MUSIC REVIEW: The longtime baritone chart-topper ambled through many of country music's favored themes.
Forever-smooth Alan Jackson and ornery-looking Jamey Johnson would seem to have about as much in common as a butter sculpture and a Midway barker. But both singers who shared the State Fair grandstand stage Friday are all about good country songs. You know, three chords and the truth.
A crowd of 10,773 was treated to an evening filled with superior country songs. You know, songs about living, dying, crying, drinking, dancing and, of course, loving, as Jackson explained early in his set.
Country's most consistent long-run male hitmaker this side of George Strait, the laconic Jackson, 53, has grown more talkative in recent years. He mentioned that this was his sixth appearance at the fair, talked about what sparked some of his songs and declared that some of his ballads were too sad for a Friday night.

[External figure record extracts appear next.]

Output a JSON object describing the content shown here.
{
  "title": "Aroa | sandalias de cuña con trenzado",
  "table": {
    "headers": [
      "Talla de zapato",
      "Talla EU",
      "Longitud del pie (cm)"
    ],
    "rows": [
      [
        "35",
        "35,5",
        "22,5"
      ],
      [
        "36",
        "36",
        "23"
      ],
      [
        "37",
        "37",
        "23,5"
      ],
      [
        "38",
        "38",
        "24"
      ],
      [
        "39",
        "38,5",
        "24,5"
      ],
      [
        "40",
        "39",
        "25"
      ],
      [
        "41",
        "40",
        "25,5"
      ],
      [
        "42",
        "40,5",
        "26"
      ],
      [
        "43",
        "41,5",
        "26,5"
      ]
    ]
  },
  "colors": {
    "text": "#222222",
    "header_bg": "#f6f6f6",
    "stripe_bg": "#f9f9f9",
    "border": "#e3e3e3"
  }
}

He has abandoned his statue-like stage presence of old in favor of roaming around the stage when his band takes solos and tossing guitar picks and rolled up T-shirts to fans. Heck, he even sashayed a bit during "Livin' on Love."
Jackson's baritone voice has grown a bit deeper, but his delivery is still effortless. The tall man with the little mustache, curly mullet and big cowboy hat is all about easy. You know, easy like sipping sweet tea on the front porch on a beautiful Southern afternoon.
His music covers a range of styles in the country oeuvre -- honky tonk boogie, cry-in-your-beer plaints, rockin' blues, heart-warming ballads and pop ditties. Mostly, the messages are about the small-town values he grew up with in Georgia. And he sold them with an aw-shucks modesty, delivering almost every song with the same intensity that fell short of heartfelt, and a little Nashville hokum, ingratiatingly inserting "Minnesota" in the lyrics of several numbers.
Usually what made a song stand out was what was shown on the big video screens behind the country superstar -- whether cute kids in the crowd during "Little Bitty," animation during "Small Town Southern Man" or shots of Twin Cities sites during the festive "Where I Come From" (though including a strip-club logo seemed like a faux pas).
For someone who has had more than two-dozen No. 1 songs, Jackson wasn't afraid to leave out some favorites and throw in some surprises, including Hank Williams Jr.'s "The Blues Man" (featuring the only ache in the singer's voice all night) and this year's surprisingly unsuccessful "So You Don't Have to Love Me Anymore," which sounded like someone's attempt (Jackson didn't write this one, for a change) to write a George Jones song.
The highlight had to be "Where Were You (When the World Stopped Turning)," his Sept. 11 tribute, which sounds as potent and relevant today as it did in 2001. Jackson knows that details, emotions, understatement and, of course, timing make a great country song.
There was a certain timelessness to most of what Johnson, 37, sang during his hour-long set. With his stern gaze, furrowed brow and bushy, halfway to ZZ Top beard, he looked like a lonesome, ornery and mean cuss. Sounding like a cross between Waylon and Willie, he delivered some hard truths. His mostly downbeat set had a boozy, late-night vibe, with cutting lyrics that were part swagger and part guilt. The standouts were the Merle Haggard-like "Can't Cash My Checks," his divorce hit "Give It Away," and "Amazing Grace," done like a funeral dirge to the tune of "House of the Rising Sun."
You know, how sweet the sounds of country music.